Le 30 novembre 1997, à 28 ans, Kareen Mane, otage au Tadjikistan, tombe sous le feu croisé des rebelles et des forces spéciales, victime d’un conflit dont elle est l’innocent enjeu.

Quelques jours après ce drame, Danièle Mane sa mère, Patrick Bardot et ses amis créent l’association Kareen Mane Aide aux Enfants Démunis (AED), pour que l’engagement de Kareen survive. Cette association, régie par la loi de 1901 et déclarée le 18 janvier 1998, a pour objectifs, au travers d’actions concrètes, de faire renaître l’espoir et la joie de vivre dans le cœur des enfants les plus défavorisés et de veiller à l’application de la Convention de l’ONU du 20 novembre 1989 qui définit les Droits de l’Enfant.

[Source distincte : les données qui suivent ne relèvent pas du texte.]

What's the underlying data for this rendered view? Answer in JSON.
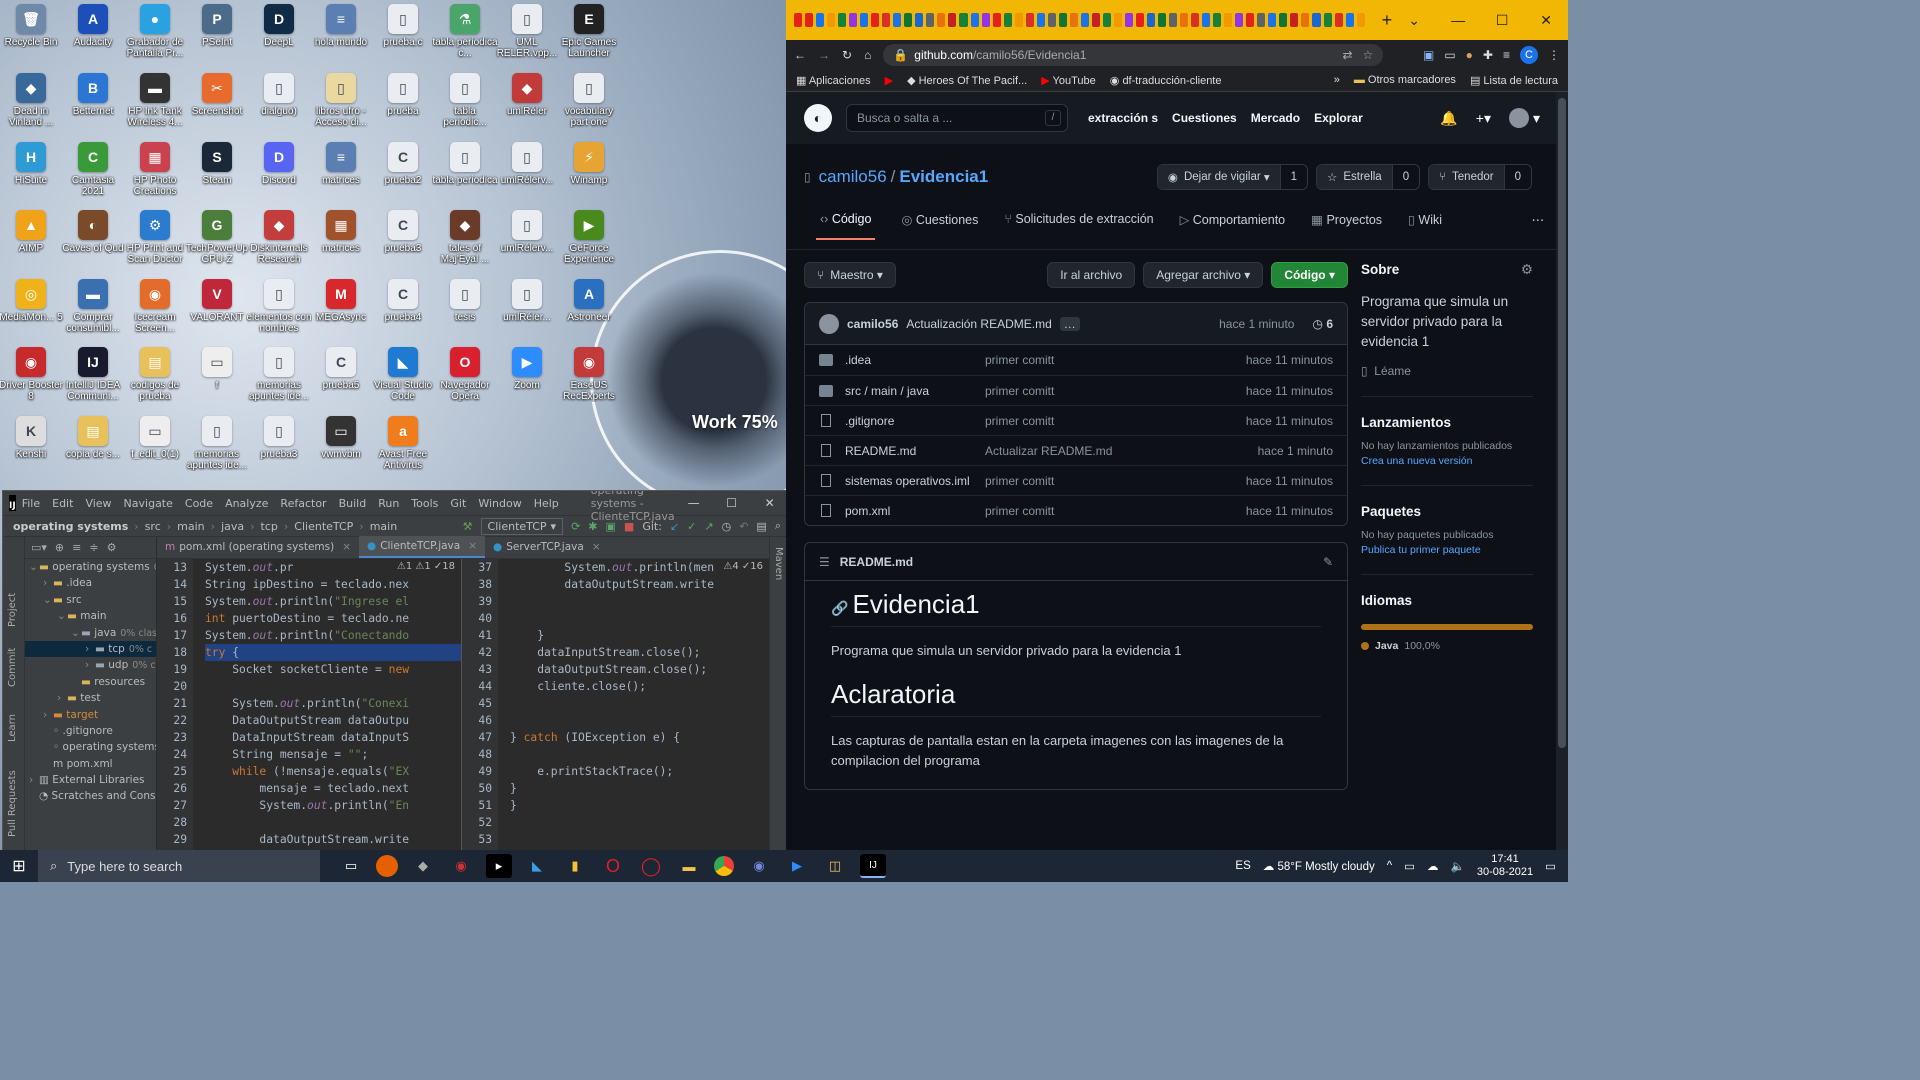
{
  "desktop": {
    "widget_label": "Work 75%",
    "icons": [
      {
        "label": "Recycle Bin",
        "glyph": "🗑",
        "color": "#6f8aa8"
      },
      {
        "label": "Audacity",
        "glyph": "A",
        "color": "#1d4fb8"
      },
      {
        "label": "Grabador de Pantalla Pr...",
        "glyph": "●",
        "color": "#2aa1e0"
      },
      {
        "label": "PSeInt",
        "glyph": "P",
        "color": "#4a6b8a"
      },
      {
        "label": "DeepL",
        "glyph": "D",
        "color": "#0f2b46"
      },
      {
        "label": "hola mundo",
        "glyph": "≡",
        "color": "#5b7fb3"
      },
      {
        "label": "prueba.c",
        "glyph": "▯",
        "color": "#e9edf2"
      },
      {
        "label": "tabla periodica c...",
        "glyph": "⚗",
        "color": "#4aa56b"
      },
      {
        "label": "UML RELER.vpp...",
        "glyph": "▯",
        "color": "#e9edf2"
      },
      {
        "label": "Epic Games Launcher",
        "glyph": "E",
        "color": "#222"
      },
      {
        "label": "Dead in Vinland ...",
        "glyph": "◆",
        "color": "#39689b"
      },
      {
        "label": "Betternet",
        "glyph": "B",
        "color": "#2b76d2"
      },
      {
        "label": "HP Ink Tank Wireless 4...",
        "glyph": "▬",
        "color": "#333"
      },
      {
        "label": "Screenshot",
        "glyph": "✂",
        "color": "#e86a2c"
      },
      {
        "label": "dialguo)",
        "glyph": "▯",
        "color": "#e9edf2"
      },
      {
        "label": "libros ufro - Acceso di...",
        "glyph": "▯",
        "color": "#e9d9a0"
      },
      {
        "label": "prueba",
        "glyph": "▯",
        "color": "#e9edf2"
      },
      {
        "label": "tabla periodic...",
        "glyph": "▯",
        "color": "#e9edf2"
      },
      {
        "label": "umlRéler",
        "glyph": "◆",
        "color": "#c23b3b"
      },
      {
        "label": "vocabulary part one",
        "glyph": "▯",
        "color": "#e9edf2"
      },
      {
        "label": "HiSuite",
        "glyph": "H",
        "color": "#2e9bd6"
      },
      {
        "label": "Camtasia 2021",
        "glyph": "C",
        "color": "#3a9a3a"
      },
      {
        "label": "HP Photo Creations",
        "glyph": "▦",
        "color": "#c9424e"
      },
      {
        "label": "Steam",
        "glyph": "S",
        "color": "#1b2838"
      },
      {
        "label": "Discord",
        "glyph": "D",
        "color": "#5865f2"
      },
      {
        "label": "matrices",
        "glyph": "≡",
        "color": "#5b7fb3"
      },
      {
        "label": "prueba2",
        "glyph": "C",
        "color": "#e9edf2"
      },
      {
        "label": "tabla periodica",
        "glyph": "▯",
        "color": "#e9edf2"
      },
      {
        "label": "umlRélerv...",
        "glyph": "▯",
        "color": "#e9edf2"
      },
      {
        "label": "Winamp",
        "glyph": "⚡",
        "color": "#e6a532"
      },
      {
        "label": "AIMP",
        "glyph": "▲",
        "color": "#f0a21b"
      },
      {
        "label": "Caves of Qud",
        "glyph": "◐",
        "color": "#7a4a2a"
      },
      {
        "label": "HP Print and Scan Doctor",
        "glyph": "⚙",
        "color": "#2b7bcf"
      },
      {
        "label": "TechPowerUp GPU-Z",
        "glyph": "G",
        "color": "#4b7d3b"
      },
      {
        "label": "Diskinternals Research",
        "glyph": "◆",
        "color": "#c43d3d"
      },
      {
        "label": "matrices",
        "glyph": "▦",
        "color": "#a0522d"
      },
      {
        "label": "prueba3",
        "glyph": "C",
        "color": "#e9edf2"
      },
      {
        "label": "tales of Maj'Eyal ...",
        "glyph": "◆",
        "color": "#6b3b2a"
      },
      {
        "label": "umlRélerv...",
        "glyph": "▯",
        "color": "#e9edf2"
      },
      {
        "label": "GeForce Experience",
        "glyph": "▶",
        "color": "#4a8a1c"
      },
      {
        "label": "MediaMon... 5",
        "glyph": "◎",
        "color": "#f0b21b"
      },
      {
        "label": "Comprar consumibl...",
        "glyph": "▬",
        "color": "#3a6fb0"
      },
      {
        "label": "Icecream Screen...",
        "glyph": "◉",
        "color": "#e36c2b"
      },
      {
        "label": "VALORANT",
        "glyph": "V",
        "color": "#c0273a"
      },
      {
        "label": "elementos con nombres",
        "glyph": "▯",
        "color": "#e9edf2"
      },
      {
        "label": "MEGAsync",
        "glyph": "M",
        "color": "#d9272e"
      },
      {
        "label": "prueba4",
        "glyph": "C",
        "color": "#e9edf2"
      },
      {
        "label": "tesis",
        "glyph": "▯",
        "color": "#e9edf2"
      },
      {
        "label": "umlRéler...",
        "glyph": "▯",
        "color": "#e9edf2"
      },
      {
        "label": "Astroneer",
        "glyph": "A",
        "color": "#2b6fc0"
      },
      {
        "label": "Driver Booster 8",
        "glyph": "◉",
        "color": "#c72a2a"
      },
      {
        "label": "IntelliJ IDEA Communi...",
        "glyph": "IJ",
        "color": "#1a1a2e"
      },
      {
        "label": "codigos de prueba",
        "glyph": "▤",
        "color": "#e8c15a"
      },
      {
        "label": "f",
        "glyph": "▭",
        "color": "#eee"
      },
      {
        "label": "memorias apuntes ide...",
        "glyph": "▯",
        "color": "#e9edf2"
      },
      {
        "label": "prueba5",
        "glyph": "C",
        "color": "#e9edf2"
      },
      {
        "label": "Visual Studio Code",
        "glyph": "◣",
        "color": "#1f7ad1"
      },
      {
        "label": "Navegador Opera",
        "glyph": "O",
        "color": "#d9202e"
      },
      {
        "label": "Zoom",
        "glyph": "▶",
        "color": "#2d8cff"
      },
      {
        "label": "EaseUS RecExperts",
        "glyph": "◉",
        "color": "#c23a3a"
      },
      {
        "label": "Kenshi",
        "glyph": "K",
        "color": "#ddd"
      },
      {
        "label": "copia de s...",
        "glyph": "▤",
        "color": "#e8c15a"
      },
      {
        "label": "f_edit_0(1)",
        "glyph": "▭",
        "color": "#eee"
      },
      {
        "label": "memorias apuntes ide...",
        "glyph": "▯",
        "color": "#e9edf2"
      },
      {
        "label": "prueba3",
        "glyph": "▯",
        "color": "#e9edf2"
      },
      {
        "label": "vwmvbm",
        "glyph": "▭",
        "color": "#333"
      },
      {
        "label": "Avast Free Antivirus",
        "glyph": "a",
        "color": "#f07c1b"
      }
    ]
  },
  "ide": {
    "logo": "IJ",
    "menu": [
      "File",
      "Edit",
      "View",
      "Navigate",
      "Code",
      "Analyze",
      "Refactor",
      "Build",
      "Run",
      "Tools",
      "Git",
      "Window",
      "Help"
    ],
    "window_title": "operating systems - ClienteTCP.java",
    "breadcrumb": [
      "operating systems",
      "src",
      "main",
      "java",
      "tcp",
      "ClienteTCP",
      "main"
    ],
    "run_config": "ClienteTCP",
    "git_label": "Git:",
    "side_tabs": [
      "Project",
      "Commit",
      "Learn",
      "Pull Requests"
    ],
    "right_tab": "Maven",
    "tabs": [
      {
        "label": "pom.xml (operating systems)",
        "active": false
      },
      {
        "label": "ClienteTCP.java",
        "active": true
      },
      {
        "label": "ServerTCP.java",
        "active": false
      }
    ],
    "tree": [
      {
        "indent": 0,
        "arrow": "⌄",
        "icon": "▬",
        "label": "operating systems",
        "extra": "C:\\",
        "cls": "fold"
      },
      {
        "indent": 1,
        "arrow": "›",
        "icon": "▬",
        "label": ".idea",
        "extra": "",
        "cls": "fold"
      },
      {
        "indent": 1,
        "arrow": "⌄",
        "icon": "▬",
        "label": "src",
        "extra": "",
        "cls": "fold"
      },
      {
        "indent": 2,
        "arrow": "⌄",
        "icon": "▬",
        "label": "main",
        "extra": "",
        "cls": "fold"
      },
      {
        "indent": 3,
        "arrow": "⌄",
        "icon": "▬",
        "label": "java",
        "extra": "0% clas",
        "cls": "pkg"
      },
      {
        "indent": 4,
        "arrow": "›",
        "icon": "▬",
        "label": "tcp",
        "extra": "0% c",
        "cls": "pkg",
        "sel": true
      },
      {
        "indent": 4,
        "arrow": "›",
        "icon": "▬",
        "label": "udp",
        "extra": "0% c",
        "cls": "pkg"
      },
      {
        "indent": 3,
        "arrow": "",
        "icon": "▬",
        "label": "resources",
        "extra": "",
        "cls": "fold"
      },
      {
        "indent": 2,
        "arrow": "›",
        "icon": "▬",
        "label": "test",
        "extra": "",
        "cls": "fold"
      },
      {
        "indent": 1,
        "arrow": "›",
        "icon": "▬",
        "label": "target",
        "extra": "",
        "cls": "target"
      },
      {
        "indent": 1,
        "arrow": "",
        "icon": "◦",
        "label": ".gitignore",
        "extra": "",
        "cls": ""
      },
      {
        "indent": 1,
        "arrow": "",
        "icon": "◦",
        "label": "operating systems.i",
        "extra": "",
        "cls": ""
      },
      {
        "indent": 1,
        "arrow": "",
        "icon": "m",
        "label": "pom.xml",
        "extra": "",
        "cls": ""
      },
      {
        "indent": 0,
        "arrow": "›",
        "icon": "▥",
        "label": "External Libraries",
        "extra": "",
        "cls": ""
      },
      {
        "indent": 0,
        "arrow": "",
        "icon": "◔",
        "label": "Scratches and Console",
        "extra": "",
        "cls": ""
      }
    ],
    "left_inspect": "⚠1 ⚠1 ✓18",
    "right_inspect": "⚠4 ✓16",
    "left_lines": [
      13,
      14,
      15,
      16,
      17,
      18,
      19,
      20,
      21,
      22,
      23,
      24,
      25,
      26,
      27,
      28,
      29
    ],
    "right_lines": [
      37,
      38,
      39,
      40,
      41,
      42,
      43,
      44,
      45,
      46,
      47,
      48,
      49,
      50,
      51,
      52,
      53
    ],
    "left_code": [
      "System.out.pr",
      "String ipDestino = teclado.nex",
      "System.out.println(\"Ingrese el",
      "int puertoDestino = teclado.ne",
      "System.out.println(\"Conectando",
      "try {",
      "    Socket socketCliente = new",
      "",
      "    System.out.println(\"Conexi",
      "    DataOutputStream dataOutpu",
      "    DataInputStream dataInputS",
      "    String mensaje = \"\";",
      "    while (!mensaje.equals(\"EX",
      "        mensaje = teclado.next",
      "        System.out.println(\"En",
      "",
      "        dataOutputStream.write"
    ],
    "right_code": [
      "        System.out.println(men",
      "        dataOutputStream.write",
      "",
      "",
      "    }",
      "    dataInputStream.close();",
      "    dataOutputStream.close();",
      "    cliente.close();",
      "",
      "",
      "} catch (IOException e) {",
      "",
      "    e.printStackTrace();",
      "}",
      "}",
      "",
      ""
    ]
  },
  "chrome": {
    "url_host": "github.com",
    "url_path": "/camilo56/Evidencia1",
    "profile_initial": "C",
    "bookmarks": [
      "Aplicaciones",
      "Heroes Of The Pacif...",
      "YouTube",
      "df-traducción-cliente"
    ],
    "bookmarks_right": [
      "Otros marcadores",
      "Lista de lectura"
    ]
  },
  "github": {
    "search_placeholder": "Busca o salta a ...",
    "search_key": "/",
    "nav": [
      "extracción s",
      "Cuestiones",
      "Mercado",
      "Explorar"
    ],
    "owner": "camilo56",
    "repo": "Evidencia1",
    "watch_label": "Dejar de vigilar",
    "watch_count": "1",
    "star_label": "Estrella",
    "star_count": "0",
    "fork_label": "Tenedor",
    "fork_count": "0",
    "tabs": [
      "Código",
      "Cuestiones",
      "Solicitudes de extracción",
      "Comportamiento",
      "Proyectos",
      "Wiki"
    ],
    "branch": "Maestro",
    "goto_file": "Ir al archivo",
    "add_file": "Agregar archivo",
    "code_btn": "Código",
    "commit_author": "camilo56",
    "commit_message": "Actualización README.md",
    "commit_time": "hace 1 minuto",
    "commit_count": "6",
    "files": [
      {
        "type": "dir",
        "name": ".idea",
        "msg": "primer comitt",
        "time": "hace 11 minutos"
      },
      {
        "type": "dir",
        "name": "src / main / java",
        "msg": "primer comitt",
        "time": "hace 11 minutos"
      },
      {
        "type": "file",
        "name": ".gitignore",
        "msg": "primer comitt",
        "time": "hace 11 minutos"
      },
      {
        "type": "file",
        "name": "README.md",
        "msg": "Actualizar README.md",
        "time": "hace 1 minuto"
      },
      {
        "type": "file",
        "name": "sistemas operativos.iml",
        "msg": "primer comitt",
        "time": "hace 11 minutos"
      },
      {
        "type": "file",
        "name": "pom.xml",
        "msg": "primer comitt",
        "time": "hace 11 minutos"
      }
    ],
    "readme": {
      "filename": "README.md",
      "h1": "Evidencia1",
      "p1": "Programa que simula un servidor privado para la evidencia 1",
      "h2": "Aclaratoria",
      "p2": "Las capturas de pantalla estan en la carpeta imagenes con las imagenes de la compilacion del programa"
    },
    "about": {
      "title": "Sobre",
      "desc": "Programa que simula un servidor privado para la evidencia 1",
      "readme_link": "Léame"
    },
    "releases": {
      "title": "Lanzamientos",
      "none": "No hay lanzamientos publicados",
      "link": "Crea una nueva versión"
    },
    "packages": {
      "title": "Paquetes",
      "none": "No hay paquetes publicados",
      "link": "Publica tu primer paquete"
    },
    "languages": {
      "title": "Idiomas",
      "name": "Java",
      "pct": "100,0%"
    }
  },
  "taskbar": {
    "search_placeholder": "Type here to search",
    "lang": "ES",
    "weather": "58°F  Mostly cloudy",
    "time": "17:41",
    "date": "30-08-2021"
  }
}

Le Centre Kareen Mane accueille 250 enfants des rues à Douchanbé. En complément d’une aide d’urgence (alimentation et habillement), il assure un volet développement par une scolarisation et une assistance psychologique, dans un local mis à disposition par le gouvernement tadjik, sur la base d’un accord intergouvernemental avec la France. L’existence du phénomène "Enfants des rues" connaît ainsi un début de reconnaissance et donc de traitement.

Le Ministère des Affaires étrangères et européennes soutient le centre Kareen Mane de Douchanbé par l’attribution d’une subvention annuelle dont l’utilisation fait l’objet d’un dialogue continu entre l’ambassade de France et Mme Mavjuda Rahmanova, amie de Kareen Mane dont elle poursuit l’œuvre avec persévérance.